Fátima Ferreira
Diretora
No domingo assinala-se mais um Dia da Mulher. Nesta edição partilhamos o testemunho de mulheres que são um exemplo na política, na agricultura, nas empresas e também nas artes.
Mas existem muitos mais.
Nas últimas décadas, as mulheres entraram em força no ensino superior, nas profissões qualificadas, na ciência, nas empresas, na administração pública, mas ainda assim, a distância entre o que as mulheres fazem e o que lhes é reconhecido continua grande. No trabalho, muitas enfrentam salários mais baixos, dificuldades em progredir na carreira, preconceitos subtis que as empurram para funções de “apoio” e não de chefia.
Mais mulheres ocupam cargos de responsabilidade em autarquias, mais vozes femininas se fazem ouvir no debate público sobre política, igualdade, violência de género, conciliação entre vida pessoal e profissional. E, se hoje falamos mais sobre estes temas, é porque muitas mulheres se organizaram, denunciaram injustiças, criaram redes de apoio, romperam o silêncio.
O Dia da Mulher é, por isso, uma data para celebrar, mas também para “incomodar”. Para lembrar que, apesar das conquistas, há caminhos por percorrer: na igualdade salarial, na partilha justa das tarefas domésticas, na representação em espaços de decisão, na eliminação de todas as formas de violência e discriminação.
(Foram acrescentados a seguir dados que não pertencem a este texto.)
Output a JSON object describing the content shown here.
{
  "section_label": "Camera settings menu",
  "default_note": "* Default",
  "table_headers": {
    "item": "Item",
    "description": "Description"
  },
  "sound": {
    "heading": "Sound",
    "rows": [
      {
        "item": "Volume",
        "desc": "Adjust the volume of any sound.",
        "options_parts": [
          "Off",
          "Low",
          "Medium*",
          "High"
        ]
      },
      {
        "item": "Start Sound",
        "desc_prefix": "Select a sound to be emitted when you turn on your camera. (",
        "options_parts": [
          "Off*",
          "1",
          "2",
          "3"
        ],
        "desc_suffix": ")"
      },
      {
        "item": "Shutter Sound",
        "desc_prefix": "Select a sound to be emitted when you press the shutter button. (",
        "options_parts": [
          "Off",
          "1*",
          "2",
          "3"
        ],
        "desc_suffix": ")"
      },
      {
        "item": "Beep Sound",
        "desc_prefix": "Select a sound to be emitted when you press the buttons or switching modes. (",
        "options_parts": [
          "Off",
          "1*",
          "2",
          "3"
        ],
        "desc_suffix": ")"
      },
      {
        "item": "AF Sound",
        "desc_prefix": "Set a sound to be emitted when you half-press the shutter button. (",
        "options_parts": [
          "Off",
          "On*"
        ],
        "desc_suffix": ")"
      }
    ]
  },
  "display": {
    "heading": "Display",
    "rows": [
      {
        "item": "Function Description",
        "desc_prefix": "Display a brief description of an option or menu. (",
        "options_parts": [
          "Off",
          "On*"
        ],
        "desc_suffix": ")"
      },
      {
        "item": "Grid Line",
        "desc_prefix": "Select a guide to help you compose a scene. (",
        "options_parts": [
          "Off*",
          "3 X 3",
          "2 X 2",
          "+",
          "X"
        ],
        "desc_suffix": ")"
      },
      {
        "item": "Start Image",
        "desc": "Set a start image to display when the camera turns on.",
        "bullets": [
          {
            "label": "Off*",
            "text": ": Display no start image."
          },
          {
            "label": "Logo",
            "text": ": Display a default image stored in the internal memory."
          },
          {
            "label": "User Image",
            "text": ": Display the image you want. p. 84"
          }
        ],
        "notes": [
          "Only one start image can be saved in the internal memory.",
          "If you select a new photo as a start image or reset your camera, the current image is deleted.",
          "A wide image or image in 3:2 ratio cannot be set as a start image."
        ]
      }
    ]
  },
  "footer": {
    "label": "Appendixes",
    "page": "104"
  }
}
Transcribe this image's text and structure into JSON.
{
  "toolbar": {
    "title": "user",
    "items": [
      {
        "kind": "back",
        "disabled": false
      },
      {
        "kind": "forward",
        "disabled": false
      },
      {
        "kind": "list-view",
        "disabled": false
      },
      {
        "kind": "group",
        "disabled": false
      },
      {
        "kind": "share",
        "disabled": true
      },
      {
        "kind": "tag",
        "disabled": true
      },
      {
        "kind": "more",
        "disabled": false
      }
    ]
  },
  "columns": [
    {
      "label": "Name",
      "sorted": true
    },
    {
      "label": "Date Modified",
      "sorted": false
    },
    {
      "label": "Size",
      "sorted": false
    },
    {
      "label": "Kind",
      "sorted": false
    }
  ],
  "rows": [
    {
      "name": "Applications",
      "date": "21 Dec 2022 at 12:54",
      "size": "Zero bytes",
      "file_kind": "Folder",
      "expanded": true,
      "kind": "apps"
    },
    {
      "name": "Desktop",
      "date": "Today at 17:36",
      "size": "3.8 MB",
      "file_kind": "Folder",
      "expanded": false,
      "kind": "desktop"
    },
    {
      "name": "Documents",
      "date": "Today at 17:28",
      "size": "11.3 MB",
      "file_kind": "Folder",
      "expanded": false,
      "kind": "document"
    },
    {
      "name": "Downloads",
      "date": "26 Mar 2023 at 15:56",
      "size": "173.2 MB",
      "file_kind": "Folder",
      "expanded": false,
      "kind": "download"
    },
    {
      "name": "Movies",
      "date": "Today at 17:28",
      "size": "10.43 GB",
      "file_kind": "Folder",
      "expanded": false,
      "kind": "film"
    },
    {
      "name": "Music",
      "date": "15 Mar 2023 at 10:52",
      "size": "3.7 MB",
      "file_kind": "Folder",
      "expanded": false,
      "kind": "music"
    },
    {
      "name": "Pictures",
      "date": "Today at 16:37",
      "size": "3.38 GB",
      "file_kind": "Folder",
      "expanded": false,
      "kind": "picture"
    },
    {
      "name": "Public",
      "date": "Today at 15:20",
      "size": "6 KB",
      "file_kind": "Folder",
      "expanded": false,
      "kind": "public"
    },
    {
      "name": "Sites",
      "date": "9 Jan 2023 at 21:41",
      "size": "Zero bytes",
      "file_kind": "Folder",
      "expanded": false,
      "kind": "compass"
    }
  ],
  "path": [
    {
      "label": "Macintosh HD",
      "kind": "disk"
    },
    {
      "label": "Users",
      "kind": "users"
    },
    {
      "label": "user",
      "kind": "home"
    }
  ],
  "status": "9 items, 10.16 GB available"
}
Gazeta das Caldas, na sua missão de informar e de compromisso com a comunidade, continua a assumir o papel não apenas de noticiar, mas também de dar visibilidade e ligar histórias locais a debates globais. Ao mostrar o rosto e a voz das mulheres da nossa região pretendemos ajudar a combater estereótipos e a construir uma imagem mais justa do que é ser mulher hoje. Que este Dia da Mulher seja mais do que uma data no calendário, mas também um reconhecimento diário de que o futuro se escreve, cada vez mais, também no feminino.